The policy enforcement middleware enables fine-grained access control to OpenStack resources. The behaviour of the policy is discussed in depth in Policies.
Establish formal access control policies¶
Prior to configuring roles, groups, and users, document your required access control policies for the OpenStack installation. The policies should be consistent with any regulatory or legal requirements for the organization. Future modifications to the access control configuration should be done consistently with the formal policies. The policies should include the conditions and processes for creating, deleting, disabling, and enabling accounts, and for assigning privileges to the accounts. Periodically review the policies and ensure that the configuration is in compliance with approved policies.
Cloud administrators must define a user with the role of admin for each service, as described in the OpenStack Administrator Guide. This service account provides the service with the authorization to authenticate users.
The Compute and Object Storage services can be configured to use the Identity service to store authentication information. Other options to store authentication information include the use of the “tempAuth” file, however this should not be deployed in a production environment as the password is displayed in plain text.
The Identity service supports client authentication for TLS which may be enabled. TLS client authentication provides an additional authentication factor, in addition to the user name and password, that provides greater reliability on user identification. It reduces the risk of unauthorized access when user names and passwords may be compromised. However, there is additional administrative overhead and cost to issue certificates to users that may not be feasible in every deployment.
We recommend that you use client authentication with TLS for the authentication of services to the Identity service.
The cloud administrator should protect sensitive configuration files
from unauthorized modification. This can be achieved with mandatory
access control frameworks such as SELinux, including
/etc/keystone/keystone.conf and X.509 certificates.

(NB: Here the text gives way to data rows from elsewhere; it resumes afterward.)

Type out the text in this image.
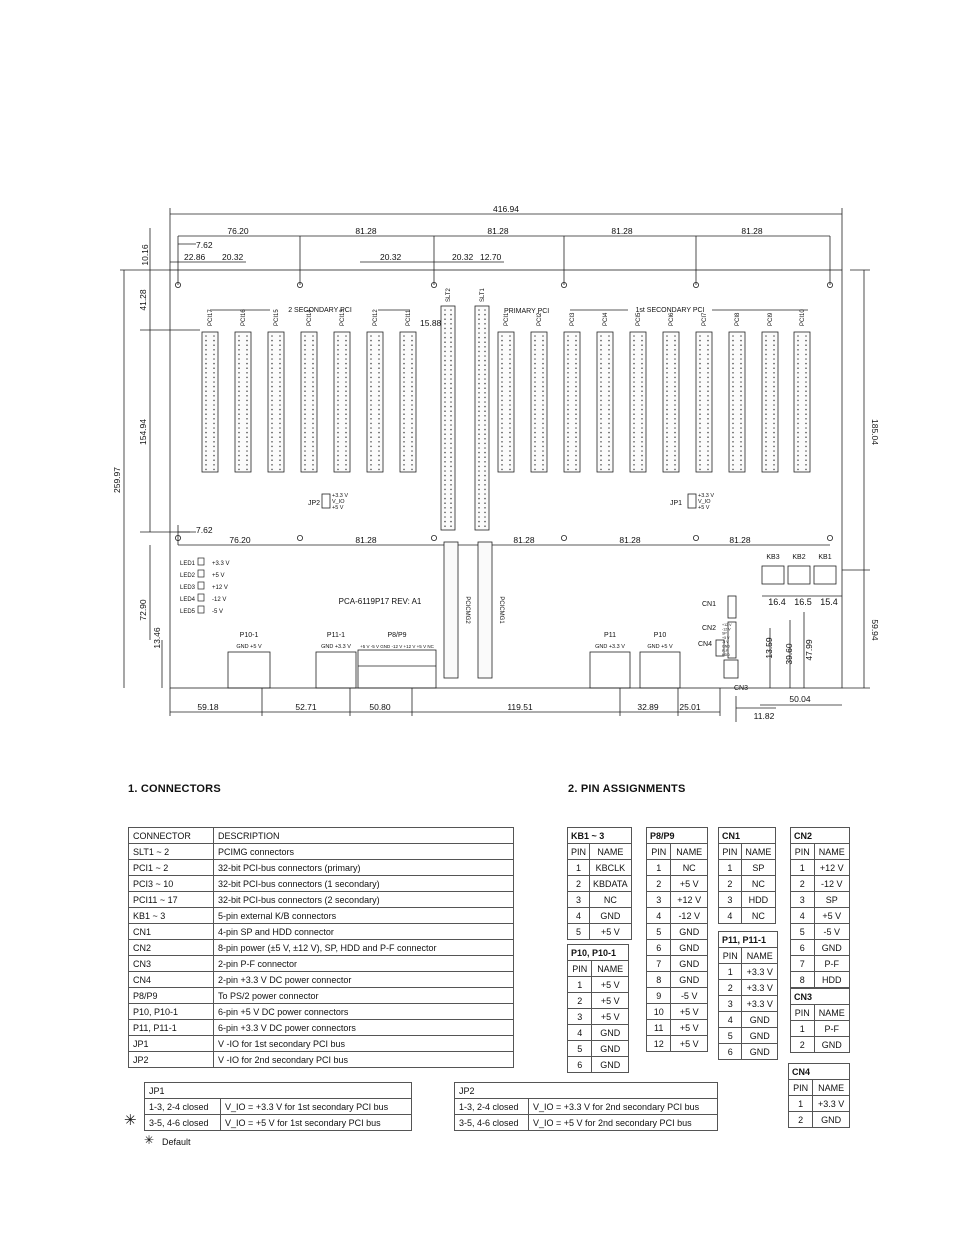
416.94
76.20	81.28	81.28	81.28	81.28
7.62
22.86 20.32	20.32	20.32 12.70
15.88
10.16
41.28
154.94
259.97
72.90
13.46
185.04
59.94
7.62
76.20	81.28	81.28	81.28	81.28
59.18	52.71	50.80	119.51	32.89 25.01
11.82
50.04
16.4 16.5 15.4
13.59 39.60 47.99
2 SECONDARY PCI	PRIMARY PCI	1st SECONDARY PCI
PCI17	PCI16	PCI15	PCI14	PCI13	PCI12	PCI11
SLT2	SLT1
PCI1	PCI2	PCI3	PCI4	PCI5	PCI6	PCI7	PCI8	PCI9	PCI10
PCICMG2	PCICMG1
JP2
+3.3 V
V_IO
+5 V
JP1
+3.3 V
V_IO
+5 V
LED1	+3.3 V
LED2	+5 V
LED3	+12 V
LED4	-12 V
LED5	-5 V
PCA-6119P17 REV: A1
KB3 KB2 KB1
CN1
CN2
CN4
CN3
+12 V
-12 V
SP
+5 V
-5 V
GND
P-F
HDD
P10-1
GND +5 V
P11-1
GND +3.3 V
P8/P9
+5 V -5 V GND -12 V +12 V +5 V NC
P11
GND +3.3 V
P10
GND +5 V
1. CONNECTORS	2. PIN ASSIGNMENTS
CONNECTOR	DESCRIPTION
SLT1 ~ 2	PCIMG connectors
PCI1 ~ 2	32-bit PCI-bus connectors (primary)
PCI3 ~ 10	32-bit PCI-bus connectors (1 secondary)
PCI11 ~ 17	32-bit PCI-bus connectors (2 secondary)
KB1 ~ 3	5-pin external K/B connectors
CN1	4-pin SP and HDD connector
CN2	8-pin power (±5 V, ±12 V), SP, HDD and P-F connector
CN3	2-pin P-F connector
CN4	2-pin +3.3 V DC power connector
P8/P9	To PS/2 power connector
P10, P10-1	6-pin +5 V DC power connectors
P11, P11-1	6-pin +3.3 V DC power connectors
JP1	V -IO for 1st secondary PCI bus
JP2	V -IO for 2nd secondary PCI bus
KB1 ~ 3	
PIN	NAME
1	KBCLK
2	KBDATA
3	NC
4	GND
5	+5 V
P10, P10-1	
PIN	NAME
1	+5 V
2	+5 V
3	+5 V
4	GND
5	GND
6	GND
P8/P9	
PIN	NAME
1	NC
2	+5 V
3	+12 V
4	-12 V
5	GND
6	GND
7	GND
8	GND
9	-5 V
10	+5 V
11	+5 V
12	+5 V
CN1	
PIN	NAME
1	SP
2	NC
3	HDD
4	NC
P11, P11-1	
PIN	NAME
1	+3.3 V
2	+3.3 V
3	+3.3 V
4	GND
5	GND
6	GND
CN2	
PIN	NAME
1	+12 V
2	-12 V
3	SP
4	+5 V
5	-5 V
6	GND
7	P-F
8	HDD
CN3	
PIN	NAME
1	P-F
2	GND
CN4	
PIN	NAME
1	+3.3 V
2	GND
JP1	
1-3, 2-4 closed	V_IO = +3.3 V for 1st secondary PCI bus
3-5, 4-6 closed	V_IO = +5 V for 1st secondary PCI bus
JP2	
1-3, 2-4 closed	V_IO = +3.3 V for 2nd secondary PCI bus
3-5, 4-6 closed	V_IO = +5 V for 2nd secondary PCI bus
✳
✳ Default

Client authentication with TLS requires certificates be issued to
services. These certificates can be signed by an external or internal
certificate authority. OpenStack services check the validity of
certificate signatures against trusted CAs by default and connections
will fail if the signature is not valid or the CA is not trusted. Cloud
deployers may use self-signed certificates. In this case, the validity
check must be disabled or the certificate should be marked as trusted.

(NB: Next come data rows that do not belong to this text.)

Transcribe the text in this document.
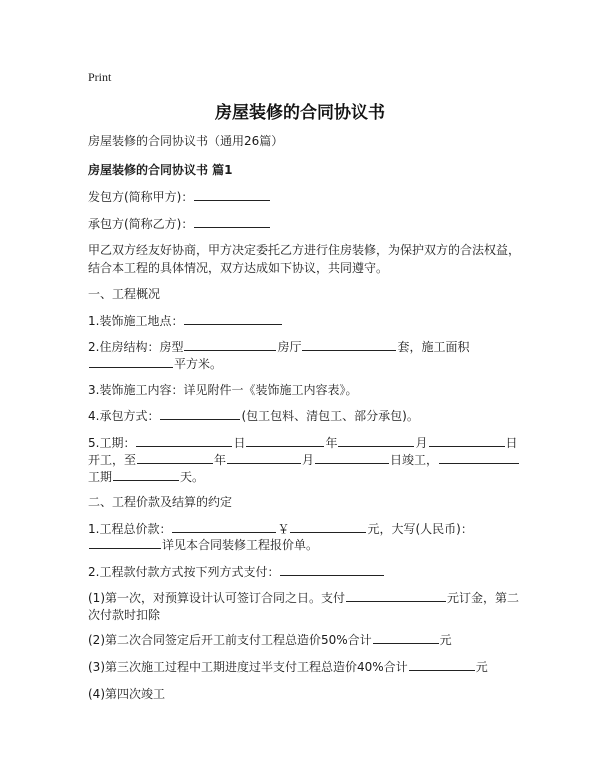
Print
房屋装修的合同协议书
房屋装修的合同协议书（通用26篇）
房屋装修的合同协议书 篇1
发包方(简称甲方)：
承包方(简称乙方)：
甲乙双方经友好协商，甲方决定委托乙方进行住房装修，为保护双方的合法权益，
结合本工程的具体情况，双方达成如下协议，共同遵守。
一、工程概况
1.装饰施工地点：
2.住房结构：房型	房厅	套，施工面积
平方米。
3.装饰施工内容：详见附件一《装饰施工内容表》。
4.承包方式：	(包工包料、清包工、部分承包)。
5.工期：	日	年	月	日
开工，至	年	月	日竣工，
工期	天。
二、工程价款及结算的约定
1.工程总价款：	￥	元，大写(人民币)：
详见本合同装修工程报价单。
2.工程款付款方式按下列方式支付：
(1)第一次，对预算设计认可签订合同之日。支付	元订金，第二
次付款时扣除
(2)第二次合同签定后开工前支付工程总造价50%合计	元
(3)第三次施工过程中工期进度过半支付工程总造价40%合计	元
(4)第四次竣工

To disable validation of self-signed certificates, set
insecure=False in the
[filter:authtoken] section in the
/etc/nova/api.paste.ini file. This setting also disables
certificates for other components.
We recommend that admin users authenticate using Identity service and an external authentication service that supports 2-factor authentication, such as a certificate. This reduces the risk from passwords that may be compromised. This recommendation is in compliance with NIST 800-53 IA-2(1) guidance in the use of multi-factor authentication for network access to privileged accounts.
The Identity service can directly provide end-user authentication, or can be configured to use external authentication methods to conform to an organization’s security policies and requirements.